横向きの空

大戸井宗弦は、縦型配信専門の旅行ライターだった。画面いっぱいに崖や滝を入れると、短い動画でも伸びる。

取材先は、山腹に丸く開いた「天井井戸」。井戸を覗くのではなく、底から空を見上げる場所だという。案内役の老人は入口で紙を一枚渡した。

《星が輪になっても、配信画面を横向きにしてはいけない》

老人は、昔ここで方角を失った者は空へ帰ったとだけ話し、入口から先へ来なかった。宗弦は縦画面のまま洞穴へ入った。頭上の円い空は次第に暗くなり、一番星が一つ、二つと現れた。コメント欄には《星が動いてる》《円の縁に顔》と流れる。

やがて星々が輪になり、穴の縁を回り始めた。縦画面では全体が入らない。宗弦は記事用の資料が欲しくなり、スマホを一度だけ横向きにした。

配信アプリは《画面の向きを固定しました》と表示したのに、映像の中で空が九十度倒れた。

現実の重力まで引かれ、宗弦は洞穴の壁へ転がった。小石が地面ではなく、横向きになった空へ落ちていく。コメントには《こっち側に来た》《画面戻すな》と並んだが、配信は途切れた。
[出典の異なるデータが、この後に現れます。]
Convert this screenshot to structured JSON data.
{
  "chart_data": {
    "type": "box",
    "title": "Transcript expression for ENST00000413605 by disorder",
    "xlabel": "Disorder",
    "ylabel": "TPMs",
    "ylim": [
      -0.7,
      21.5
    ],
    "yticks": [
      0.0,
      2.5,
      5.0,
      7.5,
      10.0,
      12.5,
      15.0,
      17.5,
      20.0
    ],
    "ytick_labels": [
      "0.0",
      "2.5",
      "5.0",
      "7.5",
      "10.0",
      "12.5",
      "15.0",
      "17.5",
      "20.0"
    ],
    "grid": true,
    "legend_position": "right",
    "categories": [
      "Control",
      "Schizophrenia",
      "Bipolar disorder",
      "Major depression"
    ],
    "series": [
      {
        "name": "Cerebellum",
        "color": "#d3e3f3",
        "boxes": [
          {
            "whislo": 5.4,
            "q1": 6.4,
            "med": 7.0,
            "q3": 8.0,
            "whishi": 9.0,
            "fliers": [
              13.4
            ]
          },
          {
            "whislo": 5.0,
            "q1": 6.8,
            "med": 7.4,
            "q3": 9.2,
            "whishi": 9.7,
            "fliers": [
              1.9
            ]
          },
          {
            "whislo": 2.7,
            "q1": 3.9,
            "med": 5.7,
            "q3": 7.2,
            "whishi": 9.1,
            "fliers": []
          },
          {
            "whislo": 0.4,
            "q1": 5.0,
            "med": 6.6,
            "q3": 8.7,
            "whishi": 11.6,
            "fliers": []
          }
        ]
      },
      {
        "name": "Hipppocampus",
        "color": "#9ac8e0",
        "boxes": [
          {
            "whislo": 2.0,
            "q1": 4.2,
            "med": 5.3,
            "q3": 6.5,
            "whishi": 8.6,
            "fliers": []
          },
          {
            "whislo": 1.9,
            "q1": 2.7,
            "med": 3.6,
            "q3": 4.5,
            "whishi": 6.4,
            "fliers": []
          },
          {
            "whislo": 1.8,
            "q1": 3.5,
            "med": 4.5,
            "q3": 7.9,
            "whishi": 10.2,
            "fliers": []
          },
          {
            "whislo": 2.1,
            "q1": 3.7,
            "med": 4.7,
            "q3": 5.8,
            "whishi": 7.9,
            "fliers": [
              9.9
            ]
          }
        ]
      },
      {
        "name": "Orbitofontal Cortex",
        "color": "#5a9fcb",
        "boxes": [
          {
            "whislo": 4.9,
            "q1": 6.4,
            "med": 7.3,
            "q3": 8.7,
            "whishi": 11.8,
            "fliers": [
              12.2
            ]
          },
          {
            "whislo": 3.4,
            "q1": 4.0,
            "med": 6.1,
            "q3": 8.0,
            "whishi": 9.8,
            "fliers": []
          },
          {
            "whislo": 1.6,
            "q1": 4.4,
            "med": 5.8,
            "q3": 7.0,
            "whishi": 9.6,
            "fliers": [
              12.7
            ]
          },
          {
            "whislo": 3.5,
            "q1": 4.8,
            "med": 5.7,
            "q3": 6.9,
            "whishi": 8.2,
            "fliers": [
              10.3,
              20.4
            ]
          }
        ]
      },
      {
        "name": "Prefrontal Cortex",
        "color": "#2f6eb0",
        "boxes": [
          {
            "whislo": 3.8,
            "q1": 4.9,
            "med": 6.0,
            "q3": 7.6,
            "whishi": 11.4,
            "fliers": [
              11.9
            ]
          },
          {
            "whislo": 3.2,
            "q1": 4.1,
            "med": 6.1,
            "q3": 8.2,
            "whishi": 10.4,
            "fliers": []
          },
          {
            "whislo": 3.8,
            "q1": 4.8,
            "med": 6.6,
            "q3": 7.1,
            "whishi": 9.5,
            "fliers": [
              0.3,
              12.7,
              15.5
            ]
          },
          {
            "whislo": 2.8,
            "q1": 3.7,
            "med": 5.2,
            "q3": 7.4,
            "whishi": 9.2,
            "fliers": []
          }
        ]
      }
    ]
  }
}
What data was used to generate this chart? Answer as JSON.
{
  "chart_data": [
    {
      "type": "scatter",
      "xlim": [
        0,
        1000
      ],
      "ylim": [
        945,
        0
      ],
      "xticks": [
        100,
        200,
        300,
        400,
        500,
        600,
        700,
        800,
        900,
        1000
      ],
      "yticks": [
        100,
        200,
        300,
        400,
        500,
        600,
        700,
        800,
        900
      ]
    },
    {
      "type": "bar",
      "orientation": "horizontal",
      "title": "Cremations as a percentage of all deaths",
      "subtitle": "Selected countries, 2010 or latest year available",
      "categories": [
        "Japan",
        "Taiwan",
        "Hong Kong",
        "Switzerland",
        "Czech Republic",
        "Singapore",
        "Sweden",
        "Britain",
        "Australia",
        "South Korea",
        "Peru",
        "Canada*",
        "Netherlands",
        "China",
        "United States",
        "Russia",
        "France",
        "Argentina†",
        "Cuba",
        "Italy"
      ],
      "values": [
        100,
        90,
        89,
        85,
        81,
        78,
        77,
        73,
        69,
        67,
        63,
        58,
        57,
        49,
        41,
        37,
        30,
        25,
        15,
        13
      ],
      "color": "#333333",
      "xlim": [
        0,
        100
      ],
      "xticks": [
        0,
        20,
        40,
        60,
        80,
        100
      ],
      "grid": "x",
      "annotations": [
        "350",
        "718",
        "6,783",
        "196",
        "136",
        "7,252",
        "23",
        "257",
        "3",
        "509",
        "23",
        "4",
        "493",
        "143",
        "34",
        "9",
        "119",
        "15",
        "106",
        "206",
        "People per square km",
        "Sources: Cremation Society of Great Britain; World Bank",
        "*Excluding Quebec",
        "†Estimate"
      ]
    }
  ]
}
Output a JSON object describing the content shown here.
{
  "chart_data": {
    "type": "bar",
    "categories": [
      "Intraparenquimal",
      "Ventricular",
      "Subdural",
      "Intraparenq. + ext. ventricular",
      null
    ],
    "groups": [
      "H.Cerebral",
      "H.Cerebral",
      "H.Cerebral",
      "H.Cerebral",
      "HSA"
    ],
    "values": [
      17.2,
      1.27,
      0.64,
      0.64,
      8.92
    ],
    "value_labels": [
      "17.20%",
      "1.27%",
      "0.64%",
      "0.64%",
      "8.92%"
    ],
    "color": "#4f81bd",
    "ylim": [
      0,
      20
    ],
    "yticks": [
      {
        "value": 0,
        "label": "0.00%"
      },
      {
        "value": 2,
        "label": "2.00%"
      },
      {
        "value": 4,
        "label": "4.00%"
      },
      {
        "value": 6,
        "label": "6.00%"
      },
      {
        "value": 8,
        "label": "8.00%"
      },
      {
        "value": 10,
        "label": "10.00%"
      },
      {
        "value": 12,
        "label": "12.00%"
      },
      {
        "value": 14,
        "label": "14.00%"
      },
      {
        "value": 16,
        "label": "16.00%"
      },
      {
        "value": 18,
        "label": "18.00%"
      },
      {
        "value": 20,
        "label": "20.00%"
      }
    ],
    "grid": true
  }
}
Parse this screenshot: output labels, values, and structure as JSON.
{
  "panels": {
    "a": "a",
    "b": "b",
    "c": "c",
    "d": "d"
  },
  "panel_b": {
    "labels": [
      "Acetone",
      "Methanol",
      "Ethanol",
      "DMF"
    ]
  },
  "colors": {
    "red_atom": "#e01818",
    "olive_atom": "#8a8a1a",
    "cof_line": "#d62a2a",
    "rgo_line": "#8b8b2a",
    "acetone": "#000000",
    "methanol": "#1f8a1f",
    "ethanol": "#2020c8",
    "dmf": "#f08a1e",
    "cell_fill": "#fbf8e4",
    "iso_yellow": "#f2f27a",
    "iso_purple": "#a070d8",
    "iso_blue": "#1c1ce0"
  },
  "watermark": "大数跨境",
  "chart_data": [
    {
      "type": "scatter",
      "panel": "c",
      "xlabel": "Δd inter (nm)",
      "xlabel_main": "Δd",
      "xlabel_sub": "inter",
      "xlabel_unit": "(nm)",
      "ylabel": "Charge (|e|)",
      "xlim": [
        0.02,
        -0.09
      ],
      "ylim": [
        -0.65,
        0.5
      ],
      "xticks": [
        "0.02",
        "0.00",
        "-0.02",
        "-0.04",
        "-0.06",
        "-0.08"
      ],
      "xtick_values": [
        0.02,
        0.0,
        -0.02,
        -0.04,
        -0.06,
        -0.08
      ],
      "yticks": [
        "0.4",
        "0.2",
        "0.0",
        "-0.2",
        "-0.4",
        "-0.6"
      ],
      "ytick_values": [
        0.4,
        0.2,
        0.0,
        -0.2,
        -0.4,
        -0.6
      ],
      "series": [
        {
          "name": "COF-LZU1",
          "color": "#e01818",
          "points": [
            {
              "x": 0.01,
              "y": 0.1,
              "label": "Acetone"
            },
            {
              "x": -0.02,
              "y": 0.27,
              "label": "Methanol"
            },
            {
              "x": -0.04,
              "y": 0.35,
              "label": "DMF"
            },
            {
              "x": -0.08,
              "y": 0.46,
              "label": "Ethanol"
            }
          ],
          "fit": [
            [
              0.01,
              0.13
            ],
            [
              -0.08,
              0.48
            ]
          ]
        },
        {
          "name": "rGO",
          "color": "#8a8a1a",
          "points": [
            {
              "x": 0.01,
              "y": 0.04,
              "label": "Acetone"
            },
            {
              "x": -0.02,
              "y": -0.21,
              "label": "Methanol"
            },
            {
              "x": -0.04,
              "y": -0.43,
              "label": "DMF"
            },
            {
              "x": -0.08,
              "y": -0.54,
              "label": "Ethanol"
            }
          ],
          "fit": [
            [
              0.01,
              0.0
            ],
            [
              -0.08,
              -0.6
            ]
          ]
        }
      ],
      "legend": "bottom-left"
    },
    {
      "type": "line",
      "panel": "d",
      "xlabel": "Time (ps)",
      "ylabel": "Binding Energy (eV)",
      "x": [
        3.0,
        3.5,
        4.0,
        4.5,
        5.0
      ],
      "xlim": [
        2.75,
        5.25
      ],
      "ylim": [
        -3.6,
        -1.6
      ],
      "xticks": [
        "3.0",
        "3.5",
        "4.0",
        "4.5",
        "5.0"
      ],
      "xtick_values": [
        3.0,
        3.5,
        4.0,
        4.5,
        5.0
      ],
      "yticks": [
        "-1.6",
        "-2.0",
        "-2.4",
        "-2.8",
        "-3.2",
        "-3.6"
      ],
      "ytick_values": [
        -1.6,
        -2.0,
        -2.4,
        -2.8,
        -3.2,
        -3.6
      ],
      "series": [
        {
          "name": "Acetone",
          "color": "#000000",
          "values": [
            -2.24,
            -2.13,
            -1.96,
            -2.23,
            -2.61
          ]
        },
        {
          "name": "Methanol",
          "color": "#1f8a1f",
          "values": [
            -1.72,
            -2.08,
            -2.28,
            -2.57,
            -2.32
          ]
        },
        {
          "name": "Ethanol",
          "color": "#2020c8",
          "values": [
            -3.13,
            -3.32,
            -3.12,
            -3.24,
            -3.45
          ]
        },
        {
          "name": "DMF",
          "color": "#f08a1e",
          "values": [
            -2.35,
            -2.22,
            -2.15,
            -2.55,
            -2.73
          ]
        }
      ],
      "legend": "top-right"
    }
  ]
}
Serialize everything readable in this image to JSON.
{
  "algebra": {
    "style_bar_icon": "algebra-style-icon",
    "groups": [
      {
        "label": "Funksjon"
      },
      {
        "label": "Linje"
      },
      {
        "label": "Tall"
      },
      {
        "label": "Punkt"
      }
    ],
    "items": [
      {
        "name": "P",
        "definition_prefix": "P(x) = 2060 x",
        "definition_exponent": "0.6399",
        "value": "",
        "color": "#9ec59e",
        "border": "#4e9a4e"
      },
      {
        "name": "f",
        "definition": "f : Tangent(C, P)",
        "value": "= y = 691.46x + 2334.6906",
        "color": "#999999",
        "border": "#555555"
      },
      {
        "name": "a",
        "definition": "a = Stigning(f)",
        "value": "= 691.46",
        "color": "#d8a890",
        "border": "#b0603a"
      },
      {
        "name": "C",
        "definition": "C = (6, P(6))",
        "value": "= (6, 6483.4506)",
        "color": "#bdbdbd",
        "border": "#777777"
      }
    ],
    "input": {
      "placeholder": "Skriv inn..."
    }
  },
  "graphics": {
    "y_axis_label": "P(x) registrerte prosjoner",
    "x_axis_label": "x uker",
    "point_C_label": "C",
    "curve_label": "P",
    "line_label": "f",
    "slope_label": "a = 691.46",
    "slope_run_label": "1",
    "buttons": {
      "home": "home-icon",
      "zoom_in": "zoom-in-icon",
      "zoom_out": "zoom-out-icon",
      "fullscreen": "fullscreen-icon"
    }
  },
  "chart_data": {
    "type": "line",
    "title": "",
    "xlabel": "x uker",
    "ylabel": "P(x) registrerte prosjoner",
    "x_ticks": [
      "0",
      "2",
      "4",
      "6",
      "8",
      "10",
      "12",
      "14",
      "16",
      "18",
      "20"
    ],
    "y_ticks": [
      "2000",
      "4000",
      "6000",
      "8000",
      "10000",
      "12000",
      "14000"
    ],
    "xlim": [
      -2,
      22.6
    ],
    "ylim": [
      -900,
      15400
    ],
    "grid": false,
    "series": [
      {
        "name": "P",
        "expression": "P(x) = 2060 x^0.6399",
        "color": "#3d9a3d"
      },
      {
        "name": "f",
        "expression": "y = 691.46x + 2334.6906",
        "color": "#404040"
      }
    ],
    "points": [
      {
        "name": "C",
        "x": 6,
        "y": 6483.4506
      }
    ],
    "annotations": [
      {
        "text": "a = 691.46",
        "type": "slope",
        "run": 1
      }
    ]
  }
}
視聴履歴には、宗弦の配信を上空から見ていたアカウントが一つだけ残り、名前は《下の人》だった。気づくと宗弦は入口の外にいた。案内役はいない。スマホの水平器だけが、地面を「垂直」と示していた。

町へ戻れば、道路も建物も普通だった。ただ、通行人の影だけが足元ではなく空へ伸びていた。宗弦は端末の故障だと考え、ホテルで眠った。

翌朝、天気アプリが現在地を通知した。

【上空三十八メートル 晴れ】

【落下確率 九〇%】

地図アプリでは、青い現在地マークがホテルの真上に浮いている。現在地へ戻るボタンを押すたび、表示高度が一メートルずつ下がった。

配車アプリからメッセージが来た。

《ドライバーは下で待っています》

窓の外を覗く。道路には誰もいない。代わりに、天井から車のクラクションが鳴った。

スマホが自動回転し、横向きになった。画面の空から、宗弦と同じ顔が落ちてきた。